The widespread adoption of guidelines on the airway management of COVID-19 patients is reassuring. Standardised practice and training have numerous benefits and aims to not only provide a gold standard of care but also reduce human error [17, 18]. Rapid endorsement by numerous specialty colleges and airway societies likely increased the distribution, awareness and uptake of these guidelines as ICUs prepared for the pandemic. The inclusion of cognitive aids and checklists in these guidelines likely contributed to our finding that they are being used widely during the pandemic. The fact that these were mostly hospital-specific (62%) is consistent with recommendations that cognitive aids should be adapted to local context, and also undergo simulation-based usability testing . A well designed generic cognitive aid, provides a useful starting point for local adaptation and implementation. This practice was also seen in Europe, with the use of checklists and cognitive aids encouraged after the early experiences with COVID-19 in Italy [20, 21].

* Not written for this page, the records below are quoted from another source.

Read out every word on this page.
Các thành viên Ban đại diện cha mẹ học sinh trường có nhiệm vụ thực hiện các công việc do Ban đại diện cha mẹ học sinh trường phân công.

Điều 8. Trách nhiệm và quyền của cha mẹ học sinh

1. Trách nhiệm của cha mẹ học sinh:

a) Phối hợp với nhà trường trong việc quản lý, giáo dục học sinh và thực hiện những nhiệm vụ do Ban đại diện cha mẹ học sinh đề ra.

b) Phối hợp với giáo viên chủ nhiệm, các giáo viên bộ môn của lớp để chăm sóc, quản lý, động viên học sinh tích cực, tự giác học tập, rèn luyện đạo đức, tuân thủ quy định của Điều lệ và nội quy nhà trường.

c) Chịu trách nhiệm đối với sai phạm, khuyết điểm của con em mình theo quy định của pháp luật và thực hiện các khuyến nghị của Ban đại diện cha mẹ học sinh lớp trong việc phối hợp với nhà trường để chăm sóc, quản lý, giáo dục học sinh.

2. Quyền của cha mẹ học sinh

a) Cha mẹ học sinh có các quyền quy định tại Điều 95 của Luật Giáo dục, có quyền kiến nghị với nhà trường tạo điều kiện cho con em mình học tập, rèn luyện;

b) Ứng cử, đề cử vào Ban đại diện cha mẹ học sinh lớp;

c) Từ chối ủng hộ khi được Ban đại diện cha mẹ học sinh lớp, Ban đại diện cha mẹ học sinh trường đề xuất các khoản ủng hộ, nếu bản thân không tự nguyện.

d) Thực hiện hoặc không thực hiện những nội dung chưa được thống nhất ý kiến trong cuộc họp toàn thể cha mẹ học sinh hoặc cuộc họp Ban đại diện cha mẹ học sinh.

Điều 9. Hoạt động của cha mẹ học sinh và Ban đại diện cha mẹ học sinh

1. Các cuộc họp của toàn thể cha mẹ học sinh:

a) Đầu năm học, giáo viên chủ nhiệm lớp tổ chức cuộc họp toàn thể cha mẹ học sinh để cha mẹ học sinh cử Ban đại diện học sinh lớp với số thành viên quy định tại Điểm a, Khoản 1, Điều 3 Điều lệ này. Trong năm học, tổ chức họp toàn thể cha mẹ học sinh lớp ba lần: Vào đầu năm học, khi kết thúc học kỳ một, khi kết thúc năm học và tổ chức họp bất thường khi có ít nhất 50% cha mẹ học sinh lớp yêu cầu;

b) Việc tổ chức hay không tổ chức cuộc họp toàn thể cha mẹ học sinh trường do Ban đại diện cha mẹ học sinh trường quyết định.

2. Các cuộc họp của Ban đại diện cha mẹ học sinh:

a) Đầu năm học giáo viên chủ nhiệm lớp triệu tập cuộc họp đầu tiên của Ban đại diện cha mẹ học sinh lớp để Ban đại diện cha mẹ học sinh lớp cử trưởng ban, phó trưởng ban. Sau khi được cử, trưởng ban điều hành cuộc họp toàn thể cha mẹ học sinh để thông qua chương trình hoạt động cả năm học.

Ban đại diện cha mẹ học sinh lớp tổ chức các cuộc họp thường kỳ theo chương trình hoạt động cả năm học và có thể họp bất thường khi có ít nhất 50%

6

This study has some limitations. All surveys have bias relating to response rates. 69 responders are a large sample of ICUs in Australia and New Zealand, but still represent only 35% of all ICUs surveyed. We suggest that units without any experience with COVID-19 likely did not respond. There may also be recall bias due to the recollections of ICU directors, as opposed to the individual clinicians. However, the directors hopefully give an accurate reporting of the processes and equipment purchasing that were in place at the individual ICUs. The quality of the airway practices reported is not known. The number of respondents was slightly over-represented in Victoria and under-represented in South Australia and Western Australia, but this may make the survey more representative, given the significantly increased volume of COVID-19 patients treated in ICU in Victoria compared to the rest of Australia and New Zealand at the time of the survey. Future research into the airway practices of ICUs in Australia and New Zealand may choose to focus on the ongoing use of VL, simulation training, checklists and cognitive aids and any substantial improvement in both patient or staff outcomes.
In summary, our survey indicates that there was a high uptake of a standardised approach to airway management in COVID-19 patients in ICUs in Australia and New Zealand. This approach included the use of endorsed guidelines, checklists, cognitive aids and "PPE Spotters”. There was a large increase in the use of VL. There was almost universal use of interprofessional simulation to train staff, optimise ergonomics and embed new processes and equipment.
We believe that this type of standardised approach, accompanied by checklists, cognitive aids and simulation-based training, as well as dedicated rooms for intubation within the ICU, could be applied to all ICU airway management in Australia and New Zealand beyond the pandemic and into the future.
We would like to thank ANZICS for distribution of the questionnaire to all ICU directors.